Integrated recycling systems
Aquaponics One of the largest problems with freshwater pisciculture is that it can use a million gallons of water per acre (about 1 m³ of water per m²) each year. Extended water purification systems allow for the reuse (recycling) of local water. The largest-scale pure fish farms use a system derived (admittedly much refined) from the New Alchemy Institute in the 1970s. Basically, large plastic fish tanks are placed in a greenhouse. A hydroponic bed is placed near, above or between them. When tilapia are raised in the tanks, they are able to eat algae, which naturally grows in the tanks when the tanks are properly fertilized.

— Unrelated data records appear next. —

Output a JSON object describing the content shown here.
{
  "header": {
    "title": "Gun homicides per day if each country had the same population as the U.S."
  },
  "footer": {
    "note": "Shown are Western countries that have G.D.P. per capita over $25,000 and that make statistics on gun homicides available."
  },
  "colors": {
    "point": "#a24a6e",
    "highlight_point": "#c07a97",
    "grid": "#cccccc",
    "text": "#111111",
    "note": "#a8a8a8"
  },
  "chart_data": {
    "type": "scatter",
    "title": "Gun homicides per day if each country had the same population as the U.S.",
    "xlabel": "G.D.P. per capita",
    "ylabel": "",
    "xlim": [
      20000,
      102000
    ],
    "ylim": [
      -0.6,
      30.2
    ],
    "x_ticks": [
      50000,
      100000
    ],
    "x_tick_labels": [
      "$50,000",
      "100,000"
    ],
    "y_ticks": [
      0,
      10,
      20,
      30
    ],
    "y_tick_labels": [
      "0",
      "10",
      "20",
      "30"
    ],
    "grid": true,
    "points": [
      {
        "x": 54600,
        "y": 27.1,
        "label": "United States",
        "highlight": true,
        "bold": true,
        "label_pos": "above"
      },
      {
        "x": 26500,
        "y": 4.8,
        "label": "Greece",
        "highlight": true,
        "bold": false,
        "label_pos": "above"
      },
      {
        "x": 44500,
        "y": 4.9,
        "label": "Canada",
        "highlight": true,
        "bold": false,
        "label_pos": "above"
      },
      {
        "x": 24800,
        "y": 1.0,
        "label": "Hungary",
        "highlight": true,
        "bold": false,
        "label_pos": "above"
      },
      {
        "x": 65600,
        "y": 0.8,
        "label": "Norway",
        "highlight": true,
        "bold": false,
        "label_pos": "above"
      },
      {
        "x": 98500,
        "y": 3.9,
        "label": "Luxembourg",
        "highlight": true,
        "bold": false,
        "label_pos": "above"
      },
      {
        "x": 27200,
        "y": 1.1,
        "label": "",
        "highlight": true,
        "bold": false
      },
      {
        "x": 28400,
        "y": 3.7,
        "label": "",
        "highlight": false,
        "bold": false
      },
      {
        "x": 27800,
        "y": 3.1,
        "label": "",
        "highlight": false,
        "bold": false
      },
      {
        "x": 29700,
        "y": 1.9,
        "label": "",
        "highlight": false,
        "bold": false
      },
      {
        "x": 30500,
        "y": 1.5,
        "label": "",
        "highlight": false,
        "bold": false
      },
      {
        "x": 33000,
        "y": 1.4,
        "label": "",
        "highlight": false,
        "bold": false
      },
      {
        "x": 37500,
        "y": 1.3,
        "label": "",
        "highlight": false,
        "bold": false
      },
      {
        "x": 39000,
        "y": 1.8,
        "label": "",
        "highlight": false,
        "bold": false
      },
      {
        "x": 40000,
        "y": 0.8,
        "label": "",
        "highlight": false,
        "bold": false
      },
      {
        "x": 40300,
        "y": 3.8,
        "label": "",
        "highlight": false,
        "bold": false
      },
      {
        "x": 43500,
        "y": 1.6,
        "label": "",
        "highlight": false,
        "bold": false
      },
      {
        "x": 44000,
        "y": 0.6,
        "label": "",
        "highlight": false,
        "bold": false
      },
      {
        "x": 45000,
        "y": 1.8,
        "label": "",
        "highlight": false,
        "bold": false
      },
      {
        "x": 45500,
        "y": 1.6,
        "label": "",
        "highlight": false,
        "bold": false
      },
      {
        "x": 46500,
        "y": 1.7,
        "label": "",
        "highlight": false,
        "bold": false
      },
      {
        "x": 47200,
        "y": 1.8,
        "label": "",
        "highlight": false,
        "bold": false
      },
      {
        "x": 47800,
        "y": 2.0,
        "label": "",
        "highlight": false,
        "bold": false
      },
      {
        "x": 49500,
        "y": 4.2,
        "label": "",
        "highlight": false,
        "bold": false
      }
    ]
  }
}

The tank water is slowly circulated to the hydroponic beds where the tilapia waste feeds commercial plant crops. Carefully cultured microorganisms in the hydroponic bed convert ammonia to nitrates, and the plants are fertilized by the nitrates and phosphates. Other wastes are strained out by the hydroponic media, which doubles as an aerated pebble-bed filter. This system, properly tuned, produces more edible protein per unit area than any other. A wide variety of plants can grow well in the hydroponic beds. Most growers concentrate on herbs (e.g. parsley and basil), which command premium prices in small quantities all year long. The most common customers are restaurant wholesalers.

Since the system lives in a greenhouse, it adapts to almost all temperate climates, and may also adapt to tropical climates. The main environmental impact is discharge of water that must be salted to maintain the fishes' electrolyte balance. Current growers use a variety of proprietary tricks to keep fish healthy, reducing their expenses for salt and waste water discharge permits. Some veterinary authorities speculate that ultraviolet ozone disinfectant systems (widely used for ornamental fish) may play a prominent part in keeping the Tilapia healthy with recirculated water.

A number of large, well-capitalized ventures in this area have failed. Managing both the biology and markets is complicated. One future development is the combination of Integrated Recycling systems with Urban Farming as tried in Sweden by the Greenfish initiative.